Chinese Steamed Bread Recipe (Instructions)
(1) Whisk the whole egg, 20g milk, 15g oil, 60g sugar, and 5g soy sauce with a hand mixer for about 2 minutes. (It will get quite frothy.)
(2) Add 50g flour, 2g baking powder, and 1g baking soda to (1) and mix until there are no lumps of flour.
(3) Pour (2) into a mold lined with lunchbox paper cups and steam for about 15 minutes in a boiling pot (I wrapped the pot lid with a towel to create a makeshift steamer).
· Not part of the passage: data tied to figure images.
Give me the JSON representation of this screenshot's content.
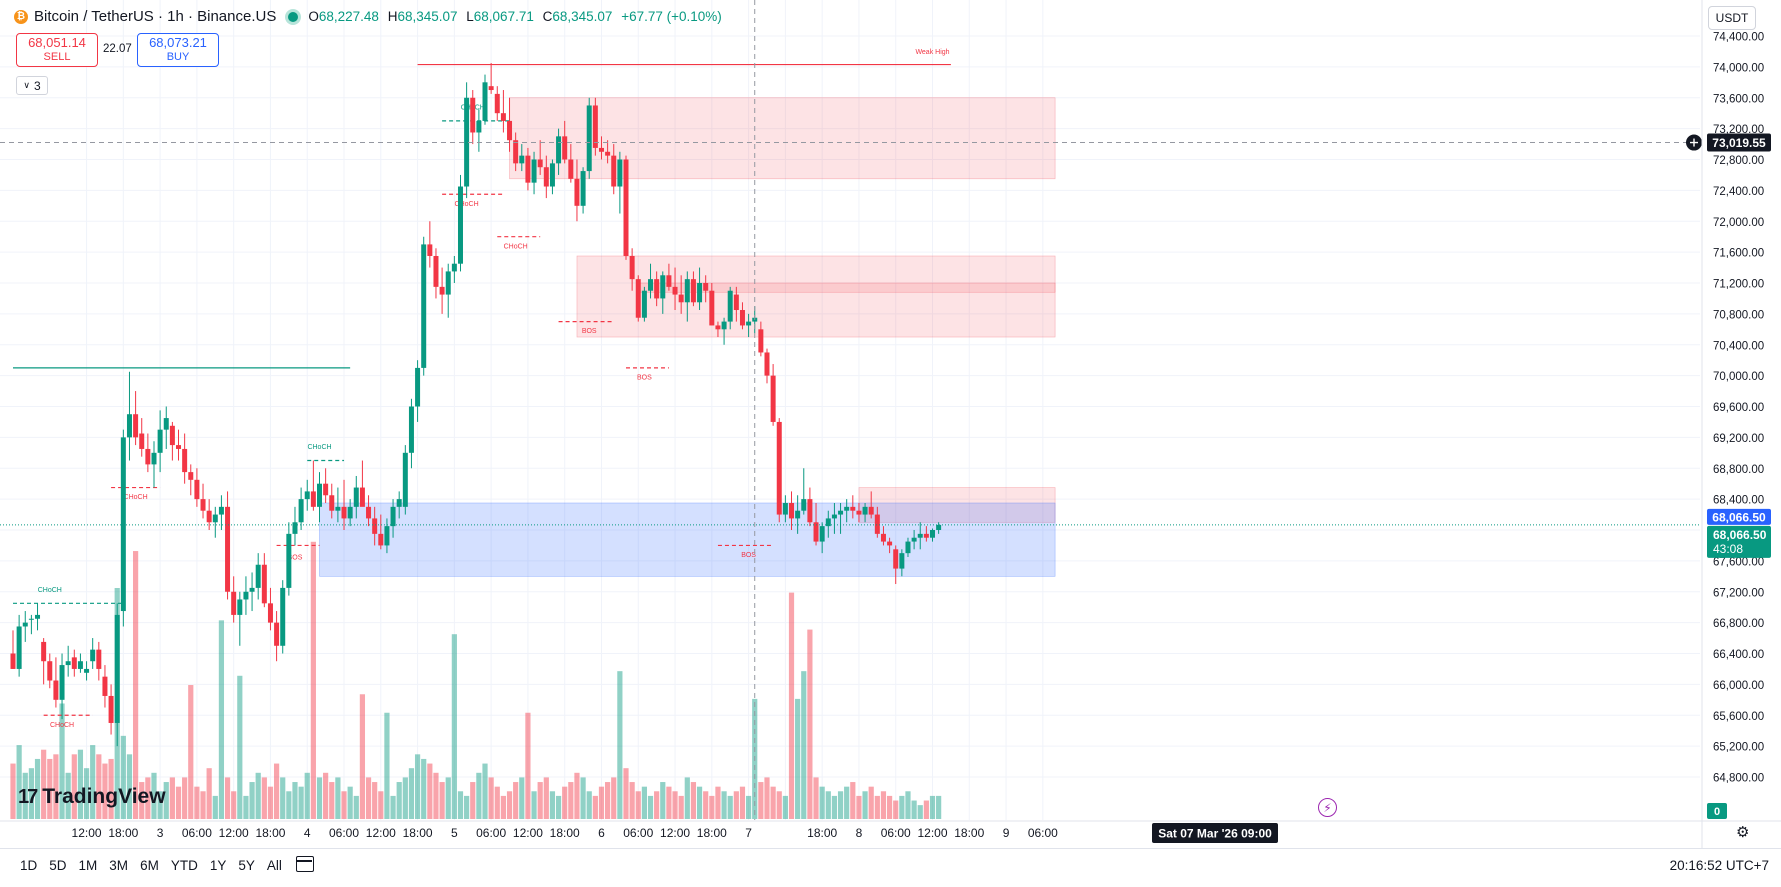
{
  "header": {
    "coin_glyph": "₿",
    "symbol": "Bitcoin / TetherUS · 1h · Binance.US",
    "ohlc": {
      "o_label": "O",
      "o": "68,227.48",
      "h_label": "H",
      "h": "68,345.07",
      "l_label": "L",
      "l": "68,067.71",
      "c_label": "C",
      "c": "68,345.07",
      "change": "+67.77 (+0.10%)"
    }
  },
  "trade": {
    "sell_price": "68,051.14",
    "sell_label": "SELL",
    "spread": "22.07",
    "buy_price": "68,073.21",
    "buy_label": "BUY"
  },
  "indicators": {
    "count": "3"
  },
  "currency": "USDT",
  "crosshair": {
    "price_label": "73,019.55",
    "time_label": "Sat 07 Mar '26   09:00"
  },
  "last_price": {
    "blue_label": "68,066.50",
    "green_label": "68,066.50",
    "countdown": "43:08"
  },
  "volume_label": "0",
  "logo": {
    "mark": "17",
    "text": "TradingView"
  },
  "ranges": [
    "1D",
    "5D",
    "1M",
    "3M",
    "6M",
    "YTD",
    "1Y",
    "5Y",
    "All"
  ],
  "clock": "20:16:52 UTC+7",
  "colors": {
    "up": "#089981",
    "down": "#f23645",
    "supply_zone": "#f23645",
    "demand_zone": "#2962ff"
  },
  "chart_data": {
    "type": "candlestick",
    "interval": "1h",
    "y_axis": {
      "ylim": [
        64700,
        74700
      ],
      "ticks": [
        64800,
        65200,
        65600,
        66000,
        66400,
        66800,
        67200,
        67600,
        68000,
        68400,
        68800,
        69200,
        69600,
        70000,
        70400,
        70800,
        71200,
        71600,
        72000,
        72400,
        72800,
        73200,
        73600,
        74000,
        74400
      ],
      "tick_labels": [
        "64,800.00",
        "65,200.00",
        "65,600.00",
        "66,000.00",
        "66,400.00",
        "66,800.00",
        "67,200.00",
        "67,600.00",
        "68,000.00",
        "68,400.00",
        "68,800.00",
        "69,200.00",
        "69,600.00",
        "70,000.00",
        "70,400.00",
        "70,800.00",
        "71,200.00",
        "71,600.00",
        "72,000.00",
        "72,400.00",
        "72,800.00",
        "73,200.00",
        "73,600.00",
        "74,000.00",
        "74,400.00"
      ]
    },
    "x_axis": {
      "tick_labels": [
        "12:00",
        "18:00",
        "3",
        "06:00",
        "12:00",
        "18:00",
        "4",
        "06:00",
        "12:00",
        "18:00",
        "5",
        "06:00",
        "12:00",
        "18:00",
        "6",
        "06:00",
        "12:00",
        "18:00",
        "7",
        "",
        "18:00",
        "8",
        "06:00",
        "12:00",
        "18:00",
        "9",
        "06:00"
      ],
      "tick_index": [
        12,
        18,
        24,
        30,
        36,
        42,
        48,
        54,
        60,
        66,
        72,
        78,
        84,
        90,
        96,
        102,
        108,
        114,
        120,
        126,
        132,
        138,
        144,
        150,
        156,
        162,
        168
      ]
    },
    "candles": [
      [
        66400,
        66700,
        66200,
        66200
      ],
      [
        66200,
        66900,
        66100,
        66750
      ],
      [
        66750,
        66950,
        66550,
        66800
      ],
      [
        66850,
        66900,
        66650,
        66850
      ],
      [
        66850,
        67050,
        66700,
        66900
      ],
      [
        66550,
        66600,
        66000,
        66300
      ],
      [
        66300,
        66400,
        65950,
        66050
      ],
      [
        66050,
        66350,
        65700,
        65800
      ],
      [
        65800,
        66400,
        65550,
        66250
      ],
      [
        66250,
        66500,
        66100,
        66300
      ],
      [
        66350,
        66450,
        66100,
        66200
      ],
      [
        66200,
        66400,
        66150,
        66300
      ],
      [
        66150,
        66300,
        66050,
        66200
      ],
      [
        66300,
        66600,
        66200,
        66450
      ],
      [
        66450,
        66550,
        66050,
        66200
      ],
      [
        66100,
        66250,
        65700,
        65850
      ],
      [
        65850,
        66000,
        65350,
        65500
      ],
      [
        65500,
        67050,
        65200,
        66900
      ],
      [
        66950,
        69300,
        66750,
        69200
      ],
      [
        69200,
        70050,
        68900,
        69500
      ],
      [
        69500,
        69800,
        69100,
        69200
      ],
      [
        69250,
        69450,
        68950,
        69050
      ],
      [
        69050,
        69250,
        68750,
        68850
      ],
      [
        68850,
        69150,
        68550,
        69000
      ],
      [
        69000,
        69550,
        68750,
        69300
      ],
      [
        69300,
        69600,
        69050,
        69450
      ],
      [
        69350,
        69400,
        68900,
        69100
      ],
      [
        69100,
        69300,
        68900,
        69050
      ],
      [
        69050,
        69250,
        68600,
        68750
      ],
      [
        68750,
        68850,
        68450,
        68650
      ],
      [
        68650,
        68800,
        68300,
        68400
      ],
      [
        68400,
        68600,
        68150,
        68250
      ],
      [
        68250,
        68400,
        68000,
        68100
      ],
      [
        68100,
        68300,
        67900,
        68200
      ],
      [
        68200,
        68450,
        68000,
        68300
      ],
      [
        68300,
        68500,
        67100,
        67200
      ],
      [
        67200,
        67400,
        66800,
        66900
      ],
      [
        66900,
        67200,
        66500,
        67100
      ],
      [
        67100,
        67400,
        66900,
        67200
      ],
      [
        67200,
        67450,
        66950,
        67250
      ],
      [
        67250,
        67700,
        67100,
        67550
      ],
      [
        67550,
        67700,
        67000,
        67050
      ],
      [
        67050,
        67250,
        66700,
        66800
      ],
      [
        66800,
        66950,
        66300,
        66500
      ],
      [
        66500,
        67350,
        66400,
        67250
      ],
      [
        67250,
        68100,
        67150,
        67950
      ],
      [
        67950,
        68300,
        67800,
        68100
      ],
      [
        68100,
        68550,
        68000,
        68400
      ],
      [
        68400,
        68650,
        68250,
        68500
      ],
      [
        68500,
        68900,
        68250,
        68300
      ],
      [
        68300,
        68750,
        68100,
        68600
      ],
      [
        68600,
        68800,
        68350,
        68450
      ],
      [
        68450,
        68600,
        68150,
        68250
      ],
      [
        68250,
        68550,
        68100,
        68300
      ],
      [
        68300,
        68650,
        68000,
        68150
      ],
      [
        68150,
        68400,
        68050,
        68300
      ],
      [
        68300,
        68700,
        68150,
        68550
      ],
      [
        68550,
        68900,
        68400,
        68300
      ],
      [
        68300,
        68450,
        68050,
        68150
      ],
      [
        68150,
        68300,
        67800,
        67950
      ],
      [
        67950,
        68200,
        67750,
        67800
      ],
      [
        67800,
        68150,
        67700,
        68050
      ],
      [
        68050,
        68400,
        67900,
        68300
      ],
      [
        68300,
        68500,
        68150,
        68400
      ],
      [
        68300,
        69100,
        68200,
        69000
      ],
      [
        69000,
        69700,
        68800,
        69600
      ],
      [
        69600,
        70200,
        69400,
        70100
      ],
      [
        70100,
        71800,
        70000,
        71700
      ],
      [
        71700,
        72000,
        71400,
        71550
      ],
      [
        71550,
        71650,
        71000,
        71150
      ],
      [
        71150,
        71400,
        70800,
        71050
      ],
      [
        71050,
        71450,
        70750,
        71350
      ],
      [
        71350,
        71550,
        71200,
        71450
      ],
      [
        71450,
        72600,
        71350,
        72450
      ],
      [
        72450,
        73800,
        72300,
        73600
      ],
      [
        73600,
        73700,
        73000,
        73150
      ],
      [
        73150,
        73450,
        72900,
        73300
      ],
      [
        73300,
        73900,
        73250,
        73800
      ],
      [
        73750,
        74050,
        73650,
        73700
      ],
      [
        73650,
        73750,
        73300,
        73400
      ],
      [
        73400,
        73700,
        73150,
        73300
      ],
      [
        73300,
        73600,
        72900,
        73050
      ],
      [
        73050,
        73150,
        72650,
        72750
      ],
      [
        72750,
        73000,
        72650,
        72850
      ],
      [
        72850,
        72950,
        72400,
        72500
      ],
      [
        72500,
        72900,
        72350,
        72800
      ],
      [
        72800,
        73050,
        72600,
        72700
      ],
      [
        72700,
        72850,
        72300,
        72450
      ],
      [
        72450,
        72800,
        72350,
        72750
      ],
      [
        72750,
        73200,
        72600,
        73100
      ],
      [
        73100,
        73300,
        72750,
        72800
      ],
      [
        72800,
        73000,
        72500,
        72550
      ],
      [
        72550,
        72800,
        72000,
        72200
      ],
      [
        72200,
        72700,
        72100,
        72650
      ],
      [
        72650,
        73600,
        72550,
        73500
      ],
      [
        73500,
        73600,
        72850,
        72950
      ],
      [
        72950,
        73100,
        72800,
        72900
      ],
      [
        72900,
        73050,
        72750,
        72850
      ],
      [
        72850,
        73000,
        72350,
        72450
      ],
      [
        72450,
        72900,
        72100,
        72800
      ],
      [
        72800,
        72850,
        71500,
        71550
      ],
      [
        71550,
        71650,
        71100,
        71250
      ],
      [
        71250,
        71300,
        70700,
        70750
      ],
      [
        70750,
        71150,
        70700,
        71100
      ],
      [
        71100,
        71450,
        71000,
        71250
      ],
      [
        71250,
        71350,
        70900,
        71000
      ],
      [
        71000,
        71350,
        70800,
        71300
      ],
      [
        71300,
        71450,
        71100,
        71150
      ],
      [
        71150,
        71400,
        70850,
        71050
      ],
      [
        71050,
        71300,
        70800,
        70950
      ],
      [
        70950,
        71350,
        70700,
        71250
      ],
      [
        71250,
        71350,
        70900,
        70950
      ],
      [
        70950,
        71400,
        70850,
        71200
      ],
      [
        71200,
        71300,
        70950,
        71100
      ],
      [
        71100,
        71200,
        70650,
        70650
      ],
      [
        70650,
        70700,
        70500,
        70600
      ],
      [
        70600,
        70750,
        70400,
        70700
      ],
      [
        70700,
        71150,
        70600,
        71100
      ],
      [
        71050,
        71150,
        70700,
        70850
      ],
      [
        70850,
        70950,
        70600,
        70650
      ],
      [
        70650,
        70800,
        70500,
        70700
      ],
      [
        70700,
        70900,
        70550,
        70750
      ],
      [
        70600,
        70700,
        70250,
        70300
      ],
      [
        70300,
        70350,
        69900,
        70000
      ],
      [
        70000,
        70150,
        69350,
        69400
      ],
      [
        69400,
        69450,
        68100,
        68200
      ],
      [
        68200,
        68450,
        68100,
        68350
      ],
      [
        68350,
        68500,
        68000,
        68150
      ],
      [
        68150,
        68450,
        67950,
        68250
      ],
      [
        68250,
        68800,
        68200,
        68400
      ],
      [
        68400,
        68550,
        68050,
        68100
      ],
      [
        68100,
        68350,
        67800,
        67850
      ],
      [
        67850,
        68100,
        67700,
        68050
      ],
      [
        68050,
        68250,
        67900,
        68150
      ],
      [
        68150,
        68350,
        67950,
        68200
      ],
      [
        68200,
        68350,
        67950,
        68250
      ],
      [
        68250,
        68400,
        68100,
        68300
      ],
      [
        68300,
        68450,
        68150,
        68250
      ],
      [
        68250,
        68350,
        68100,
        68200
      ],
      [
        68200,
        68350,
        68100,
        68300
      ],
      [
        68300,
        68500,
        68150,
        68200
      ],
      [
        68200,
        68300,
        67900,
        67950
      ],
      [
        67950,
        68050,
        67800,
        67850
      ],
      [
        67850,
        67900,
        67700,
        67800
      ],
      [
        67750,
        67800,
        67300,
        67500
      ],
      [
        67500,
        67750,
        67400,
        67700
      ],
      [
        67700,
        67900,
        67650,
        67850
      ],
      [
        67850,
        68000,
        67750,
        67900
      ],
      [
        67900,
        68100,
        67750,
        67950
      ],
      [
        67950,
        68050,
        67850,
        67900
      ],
      [
        67900,
        68020,
        67850,
        68000
      ],
      [
        68000,
        68100,
        67950,
        68066.5
      ]
    ],
    "volumes": [
      1.2,
      1.6,
      1.0,
      1.1,
      1.3,
      1.5,
      1.3,
      1.4,
      1.2,
      1.0,
      1.4,
      1.5,
      1.1,
      1.6,
      1.4,
      1.2,
      1.3,
      1.5,
      1.8,
      1.4,
      0.7,
      0.8,
      0.9,
      1.0,
      0.6,
      0.8,
      0.9,
      0.7,
      0.9,
      0.8,
      0.7,
      0.6,
      1.1,
      0.5,
      0.4,
      0.9,
      0.6,
      0.7,
      0.5,
      0.8,
      1.0,
      0.9,
      0.7,
      1.2,
      0.9,
      0.6,
      0.8,
      0.7,
      1.0,
      1.3,
      0.9,
      1.0,
      0.8,
      0.9,
      0.6,
      0.7,
      0.5,
      1.0,
      0.9,
      0.8,
      0.6,
      0.7,
      0.5,
      0.8,
      0.9,
      1.1,
      1.4,
      1.3,
      1.2,
      1.0,
      0.8,
      0.9,
      0.7,
      0.6,
      0.5,
      0.8,
      1.0,
      1.2,
      0.9,
      0.7,
      0.5,
      0.6,
      0.8,
      0.9,
      0.7,
      0.6,
      0.8,
      0.9,
      0.6,
      0.5,
      0.7,
      0.8,
      1.0,
      0.9,
      0.6,
      0.5,
      0.7,
      0.8,
      0.9,
      1.0,
      1.1,
      0.8,
      0.6,
      0.7,
      0.5,
      0.6,
      0.8,
      0.7,
      0.6,
      0.5,
      0.9,
      0.8,
      0.7,
      0.6,
      0.5,
      0.7,
      0.6,
      0.5,
      0.6,
      0.7,
      0.5,
      0.6,
      0.8,
      0.9,
      0.7,
      0.6,
      0.5,
      0.6,
      0.7,
      0.5,
      0.8,
      0.9,
      0.7,
      0.6,
      0.5,
      0.6,
      0.7,
      0.8,
      0.5,
      0.6,
      0.7,
      0.5,
      0.6,
      0.5,
      0.4,
      0.5,
      0.6,
      0.4,
      0.3,
      0.4
    ],
    "volume_spikes": {
      "8": 2.5,
      "17": 5.0,
      "20": 5.8,
      "29": 2.9,
      "34": 4.3,
      "37": 3.1,
      "49": 6.0,
      "57": 2.7,
      "61": 2.3,
      "72": 4.0,
      "84": 2.3,
      "99": 3.2,
      "121": 2.6,
      "127": 4.9,
      "128": 2.6,
      "129": 3.2,
      "130": 4.1
    },
    "supply_zones": [
      {
        "x0": 81,
        "x1": 170,
        "y0": 72550,
        "y1": 73600
      },
      {
        "x0": 92,
        "x1": 170,
        "y0": 70500,
        "y1": 71550
      },
      {
        "x0": 102,
        "x1": 170,
        "y0": 71080,
        "y1": 71200
      },
      {
        "x0": 138,
        "x1": 170,
        "y0": 68100,
        "y1": 68550
      }
    ],
    "demand_zones": [
      {
        "x0": 50,
        "x1": 170,
        "y0": 67400,
        "y1": 68350
      }
    ],
    "structure_lines": [
      {
        "x0": 0,
        "x1": 18,
        "y": 67050,
        "color": "up",
        "dash": true,
        "label": "CHoCH",
        "lx": 6,
        "ly": 67200
      },
      {
        "x0": 5,
        "x1": 13,
        "y": 65600,
        "color": "down",
        "dash": true,
        "label": "CHoCH",
        "lx": 8,
        "ly": 65450
      },
      {
        "x0": 16,
        "x1": 24,
        "y": 68550,
        "color": "down",
        "dash": true,
        "label": "CHoCH",
        "lx": 20,
        "ly": 68400
      },
      {
        "x0": 0,
        "x1": 55,
        "y": 70100,
        "color": "up",
        "dash": false,
        "label": "",
        "lx": 0,
        "ly": 0
      },
      {
        "x0": 43,
        "x1": 50,
        "y": 67800,
        "color": "down",
        "dash": true,
        "label": "BOS",
        "lx": 46,
        "ly": 67620
      },
      {
        "x0": 48,
        "x1": 54,
        "y": 68900,
        "color": "up",
        "dash": true,
        "label": "CHoCH",
        "lx": 50,
        "ly": 69050
      },
      {
        "x0": 70,
        "x1": 81,
        "y": 73300,
        "color": "up",
        "dash": true,
        "label": "CHoCH",
        "lx": 75,
        "ly": 73450
      },
      {
        "x0": 70,
        "x1": 80,
        "y": 72350,
        "color": "down",
        "dash": true,
        "label": "CHoCH",
        "lx": 74,
        "ly": 72200
      },
      {
        "x0": 79,
        "x1": 86,
        "y": 71800,
        "color": "down",
        "dash": true,
        "label": "CHoCH",
        "lx": 82,
        "ly": 71650
      },
      {
        "x0": 89,
        "x1": 98,
        "y": 70700,
        "color": "down",
        "dash": true,
        "label": "BOS",
        "lx": 94,
        "ly": 70550
      },
      {
        "x0": 100,
        "x1": 107,
        "y": 70100,
        "color": "down",
        "dash": true,
        "label": "BOS",
        "lx": 103,
        "ly": 69950
      },
      {
        "x0": 115,
        "x1": 124,
        "y": 67800,
        "color": "down",
        "dash": true,
        "label": "BOS",
        "lx": 120,
        "ly": 67650
      },
      {
        "x0": 66,
        "x1": 153,
        "y": 74030,
        "color": "down",
        "dash": false,
        "label": "Weak High",
        "lx": 150,
        "ly": 74170
      }
    ],
    "crosshair": {
      "x_index": 121,
      "y": 73019.55
    },
    "last_price": 68066.5
  }
}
(4) The finished product had a flavor more similar to commercially available Ma Lai Gao than last time, but it still wasn’t as rich as store-bought Ma Lai Gao. This might be because the amount of soy sauce (and perhaps sugar?) was still too little (or too much flour). It seems I need to increase the amount of soy sauce and sugar a bit more.